2. The phenomenon of possession is mental. This is a sickness, and illness of sorts. The best film example that tackles this argument is The Exorcism of Emily Rose. There is no spirituality, there is only science, and this is an issue about mental health.
3. The phenomenon of possession is sociological. It is a repressed, fear-based reaction to religious group-think. I guess this would also be classified under "psychological."
4. The phenomenon of possession is for entertainment purposes only, and we'll simply never know if any of this is possible, regardless of the words "Based on a True Story."
I can clearly remember, growing up in strong Pentecostal culture, two times when I witnessed actual exorcisms. Looking back on it now, I'm resolute in my belief that this is about repression, and group-think, and a "blame it on the Devil" way of being. I can remember one young man being told to name his demon, and the words that came from his lips (and I saw this from a mile away) were, "P---P---Pornography."
Wow.

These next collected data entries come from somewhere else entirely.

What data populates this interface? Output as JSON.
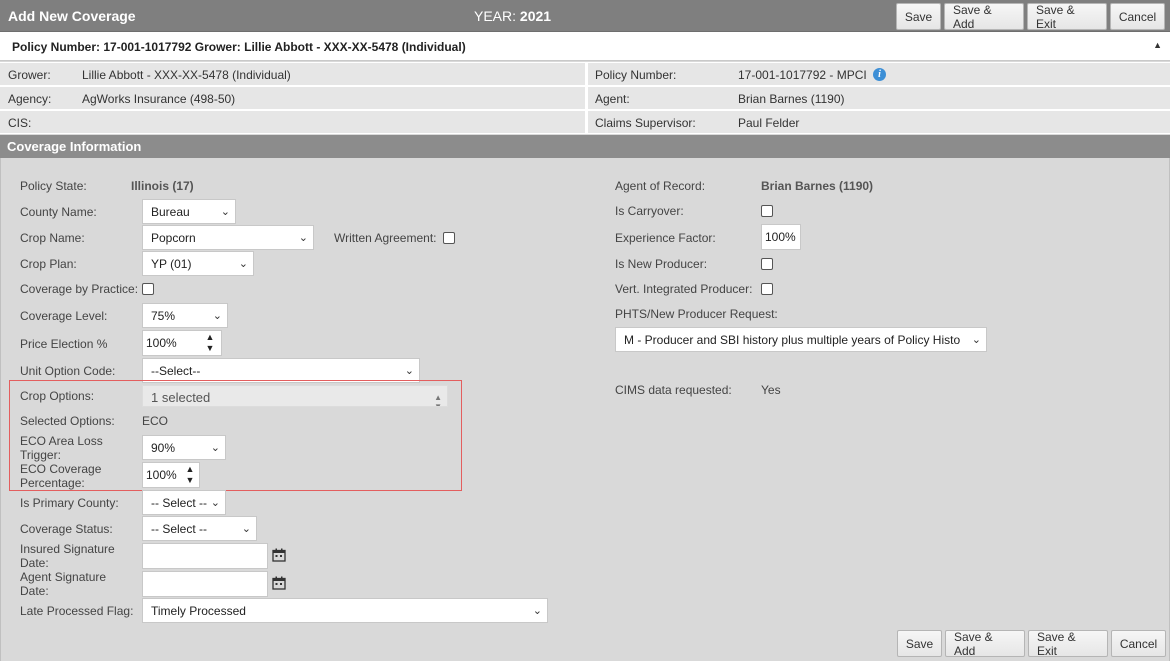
{
  "header": {
    "title": "Add New Coverage",
    "year_label": "YEAR:",
    "year_value": "2021",
    "buttons": {
      "save": "Save",
      "save_add": "Save & Add",
      "save_exit": "Save & Exit",
      "cancel": "Cancel"
    }
  },
  "policy_bar": {
    "text": "Policy Number: 17-001-1017792 Grower: Lillie Abbott - XXX-XX-5478 (Individual)",
    "caret": "▲"
  },
  "info": {
    "grower_label": "Grower:",
    "grower_value": "Lillie Abbott - XXX-XX-5478 (Individual)",
    "agency_label": "Agency:",
    "agency_value": "AgWorks Insurance (498-50)",
    "cis_label": "CIS:",
    "policy_number_label": "Policy Number:",
    "policy_number_value": "17-001-1017792 - MPCI",
    "agent_label": "Agent:",
    "agent_value": "Brian Barnes (1190)",
    "claims_supervisor_label": "Claims Supervisor:",
    "claims_supervisor_value": "Paul Felder"
  },
  "section": {
    "title": "Coverage Information"
  },
  "form": {
    "policy_state_label": "Policy State:",
    "policy_state_value": "Illinois (17)",
    "county_name_label": "County Name:",
    "county_name_value": "Bureau",
    "crop_name_label": "Crop Name:",
    "crop_name_value": "Popcorn",
    "written_agreement_label": "Written Agreement:",
    "crop_plan_label": "Crop Plan:",
    "crop_plan_value": "YP (01)",
    "coverage_by_practice_label": "Coverage by Practice:",
    "coverage_level_label": "Coverage Level:",
    "coverage_level_value": "75%",
    "price_election_label": "Price Election %",
    "price_election_value": "100%",
    "unit_option_code_label": "Unit Option Code:",
    "unit_option_code_value": "--Select--",
    "crop_options_label": "Crop Options:",
    "crop_options_value": "1 selected",
    "selected_options_label": "Selected Options:",
    "selected_options_value": "ECO",
    "eco_area_loss_trigger_label_1": "ECO Area Loss",
    "eco_area_loss_trigger_label_2": "Trigger:",
    "eco_area_loss_trigger_value": "90%",
    "eco_coverage_percentage_label_1": "ECO Coverage",
    "eco_coverage_percentage_label_2": "Percentage:",
    "eco_coverage_percentage_value": "100%",
    "is_primary_county_label": "Is Primary County:",
    "is_primary_county_value": "-- Select --",
    "coverage_status_label": "Coverage Status:",
    "coverage_status_value": "-- Select --",
    "insured_signature_date_label_1": "Insured Signature",
    "insured_signature_date_label_2": "Date:",
    "agent_signature_date_label_1": "Agent Signature",
    "agent_signature_date_label_2": "Date:",
    "late_processed_flag_label": "Late Processed Flag:",
    "late_processed_flag_value": "Timely Processed",
    "agent_of_record_label": "Agent of Record:",
    "agent_of_record_value": "Brian Barnes (1190)",
    "is_carryover_label": "Is Carryover:",
    "experience_factor_label": "Experience Factor:",
    "experience_factor_value": "100%",
    "is_new_producer_label": "Is New Producer:",
    "vert_integrated_producer_label": "Vert. Integrated Producer:",
    "phts_label": "PHTS/New Producer Request:",
    "phts_value": "M - Producer and SBI history plus multiple years of Policy History",
    "cims_label": "CIMS data requested:",
    "cims_value": "Yes"
  },
  "footer": {
    "buttons": {
      "save": "Save",
      "save_add": "Save & Add",
      "save_exit": "Save & Exit",
      "cancel": "Cancel"
    }
  },
  "colors": {
    "header_bg": "#7f7f7f",
    "section_bg": "#8c8c8c",
    "form_bg": "#d9d9d9",
    "highlight_border": "#e35e5e",
    "info_icon": "#3d8fd6"
  }
}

If there's a demon out there called "Pornography," then half of the first world male population is possessed. A demon of that name could exist, but I rather think that, instead, many men simply have dishonorable personal qualities.
Regardless, the demon is a figure, whether mythological or not, that we'll continue to tackle in exorcism movies of this kind. They aren't going away anytime soon. So this is in some ways a typical though well crafted exorcism film. Director Ole Bernedal (known previously for the phenomenal Just Another Love Story) has a talent for creating suspense and tension in his films which build to visually explosive climaxes. He's no longer a director to watch, but rather one to follow.